A, Growth curve of the insects. Black dots indicate where the insect gut was sampled. Af, artificial food; Ba, barley; Lb, Lima bean. B, Gut bacterial composition of 6-day-old larvae feeding on Lima bean for 4 days (n = 283, L-6), in 10-day-old larvae feeding on Lima bean (n = 139, L-10), and in the gut of 10-day-old larvae feeding on barley (n = 192, B-10). Case-specific species are shadowed. Singletons are black. C, The rarefaction curves of the richness indices Chao1 and ACE, and the diversity indices Shannnon and Simpson. Indices were calculated using 95% confidence level and 0.03 distance cutoff for OUT clustering.

The bacterial composition in these plant-feeding insects was dramatically different from artificial diet-feeding insects (compare Figure 4A and Figure 5B). When the larvae suffered from intoxication, their gut microbiota was composed of 25% E. mundtii and 50% of P. agglomerans (Figure 5B). When the larvae recovered after four days, Clostridia and E. casseliflavus became dominant. In the Barley feeding insects, Clostrida and K. pneumonia were most abundant. Even with the slightly more complex microbiota, our sequencing approach is deep enough to cover the dominant species (Figure 5C). A similar pattern was observed when the frass and gut of H. armigera larvae were analyzed. Furthermore, in the frass of H. armigera, the plant-derived Burkholderiaceae sp. was identified in high abundance (Table S2).

Microarray Analysis

Direct cloning is particularly useful to uncover new and dominant bacterial species, while microarray-based PhyloChip can identify thousands of OTUs simultaneously [22]. The 10-day-old S. littoralis larvae that fed on artificial diet, Lima bean, and barley, as well as the H. armigera larvae that fed on artificial diet, tomato, and cabbage and the food plants were also subjected to analysis with Affymetrix PhyloChip arrays. 55 OTUs were obtained from H. armigera larvae and 46 OTUs from S. littoralis larvae. Among them, 39 OTUs belonging to 22 families were common (Table 1). It is worth noting that the microarray OTUs were different from those of the sequencing, because it is based on hierarchical clustering of the fluorescence signals generated with group-specific probes. However, most of the ubiquitous bacterial families were detectable in all larvae and independent of diet. In general, microarray confirmed the results of cloning and sequencing, and some low abundant species were only detected by microarray.

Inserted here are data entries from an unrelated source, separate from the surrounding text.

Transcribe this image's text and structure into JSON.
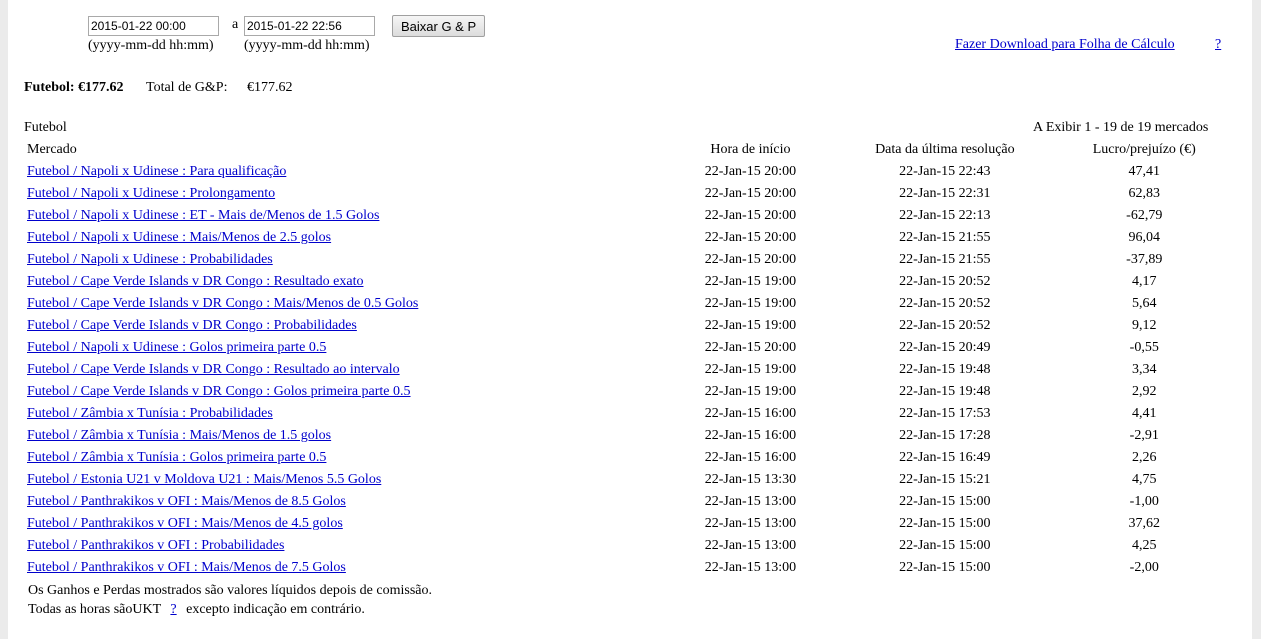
{
  "filter": {
    "from_value": "2015-01-22 00:00",
    "separator": "a",
    "to_value": "2015-01-22 22:56",
    "button_label": "Baixar G & P",
    "from_hint": "(yyyy-mm-dd hh:mm)",
    "to_hint": "(yyyy-mm-dd hh:mm)"
  },
  "download": {
    "link_label": "Fazer Download para Folha de Cálculo",
    "help_label": "?"
  },
  "summary": {
    "sport_label": "Futebol: €177.62",
    "total_label": "Total de G&P:",
    "total_value": "€177.62"
  },
  "section": {
    "title": "Futebol",
    "showing": "A Exibir 1 - 19 de 19 mercados"
  },
  "table": {
    "headers": [
      "Mercado",
      "Hora de início",
      "Data da última resolução",
      "Lucro/prejuízo (€)"
    ],
    "rows": [
      {
        "market": "Futebol / Napoli x Udinese : Para qualificação",
        "start": "22-Jan-15 20:00",
        "settled": "22-Jan-15 22:43",
        "pl": "47,41"
      },
      {
        "market": "Futebol / Napoli x Udinese : Prolongamento",
        "start": "22-Jan-15 20:00",
        "settled": "22-Jan-15 22:31",
        "pl": "62,83"
      },
      {
        "market": "Futebol / Napoli x Udinese : ET - Mais de/Menos de 1.5 Golos",
        "start": "22-Jan-15 20:00",
        "settled": "22-Jan-15 22:13",
        "pl": "-62,79"
      },
      {
        "market": "Futebol / Napoli x Udinese : Mais/Menos de 2.5 golos",
        "start": "22-Jan-15 20:00",
        "settled": "22-Jan-15 21:55",
        "pl": "96,04"
      },
      {
        "market": "Futebol / Napoli x Udinese : Probabilidades",
        "start": "22-Jan-15 20:00",
        "settled": "22-Jan-15 21:55",
        "pl": "-37,89"
      },
      {
        "market": "Futebol / Cape Verde Islands v DR Congo : Resultado exato",
        "start": "22-Jan-15 19:00",
        "settled": "22-Jan-15 20:52",
        "pl": "4,17"
      },
      {
        "market": "Futebol / Cape Verde Islands v DR Congo : Mais/Menos de 0.5 Golos",
        "start": "22-Jan-15 19:00",
        "settled": "22-Jan-15 20:52",
        "pl": "5,64"
      },
      {
        "market": "Futebol / Cape Verde Islands v DR Congo : Probabilidades",
        "start": "22-Jan-15 19:00",
        "settled": "22-Jan-15 20:52",
        "pl": "9,12"
      },
      {
        "market": "Futebol / Napoli x Udinese : Golos primeira parte 0.5",
        "start": "22-Jan-15 20:00",
        "settled": "22-Jan-15 20:49",
        "pl": "-0,55"
      },
      {
        "market": "Futebol / Cape Verde Islands v DR Congo : Resultado ao intervalo",
        "start": "22-Jan-15 19:00",
        "settled": "22-Jan-15 19:48",
        "pl": "3,34"
      },
      {
        "market": "Futebol / Cape Verde Islands v DR Congo : Golos primeira parte 0.5",
        "start": "22-Jan-15 19:00",
        "settled": "22-Jan-15 19:48",
        "pl": "2,92"
      },
      {
        "market": "Futebol / Zâmbia x Tunísia : Probabilidades",
        "start": "22-Jan-15 16:00",
        "settled": "22-Jan-15 17:53",
        "pl": "4,41"
      },
      {
        "market": "Futebol / Zâmbia x Tunísia : Mais/Menos de 1.5 golos",
        "start": "22-Jan-15 16:00",
        "settled": "22-Jan-15 17:28",
        "pl": "-2,91"
      },
      {
        "market": "Futebol / Zâmbia x Tunísia : Golos primeira parte 0.5",
        "start": "22-Jan-15 16:00",
        "settled": "22-Jan-15 16:49",
        "pl": "2,26"
      },
      {
        "market": "Futebol / Estonia U21 v Moldova U21 : Mais/Menos 5.5 Golos",
        "start": "22-Jan-15 13:30",
        "settled": "22-Jan-15 15:21",
        "pl": "4,75"
      },
      {
        "market": "Futebol / Panthrakikos v OFI : Mais/Menos de 8.5 Golos",
        "start": "22-Jan-15 13:00",
        "settled": "22-Jan-15 15:00",
        "pl": "-1,00"
      },
      {
        "market": "Futebol / Panthrakikos v OFI : Mais/Menos de 4.5 golos",
        "start": "22-Jan-15 13:00",
        "settled": "22-Jan-15 15:00",
        "pl": "37,62"
      },
      {
        "market": "Futebol / Panthrakikos v OFI : Probabilidades",
        "start": "22-Jan-15 13:00",
        "settled": "22-Jan-15 15:00",
        "pl": "4,25"
      },
      {
        "market": "Futebol / Panthrakikos v OFI : Mais/Menos de 7.5 Golos",
        "start": "22-Jan-15 13:00",
        "settled": "22-Jan-15 15:00",
        "pl": "-2,00"
      }
    ]
  },
  "footer": {
    "note": "Os Ganhos e Perdas mostrados são valores líquidos depois de comissão.",
    "tz_prefix": "Todas as horas sãoUKT",
    "tz_help": "?",
    "tz_suffix": "excepto indicação em contrário."
  }
}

Table 1. Bacterial families and genus detected with phylochip in the larvae of H. armiggera (HA) and S. littoralis (SL) and plant.


The gut microbiota of lepidopteran insects was studied with two complementary and cultivation independent approaches: direct cloning and sequencing that uncovers unknown and dominant bacterial species [23] and a microarray-based approach that monitors low abundant species [22]. Our results clearly showed some dominant bacterial species are shared by two lepidopteran insects. Bacterial species constantly present in the gut are considered as members of the “core set of bacterial community.”

Core Community

The composition of dominant species of insect gut microbiota can be very simple. A recent survey using 454 sequencing revealed 5dominant OTUs in the gut of the fruit fly (Drosophila melanogaster) [24]. In the gut of the gypsy moth and cabbage white butterfly (Pieris rapae) were found 23 and 15 OTUs, respectively [16], [25]. We detected 36 dominant OTUs in S. littoralis larvae and a similar composition in H. armigera larvae. It has been shown that the gut microbiota of laboratory-reared insects is much simpler than those of the insects collected from the field [19], [26].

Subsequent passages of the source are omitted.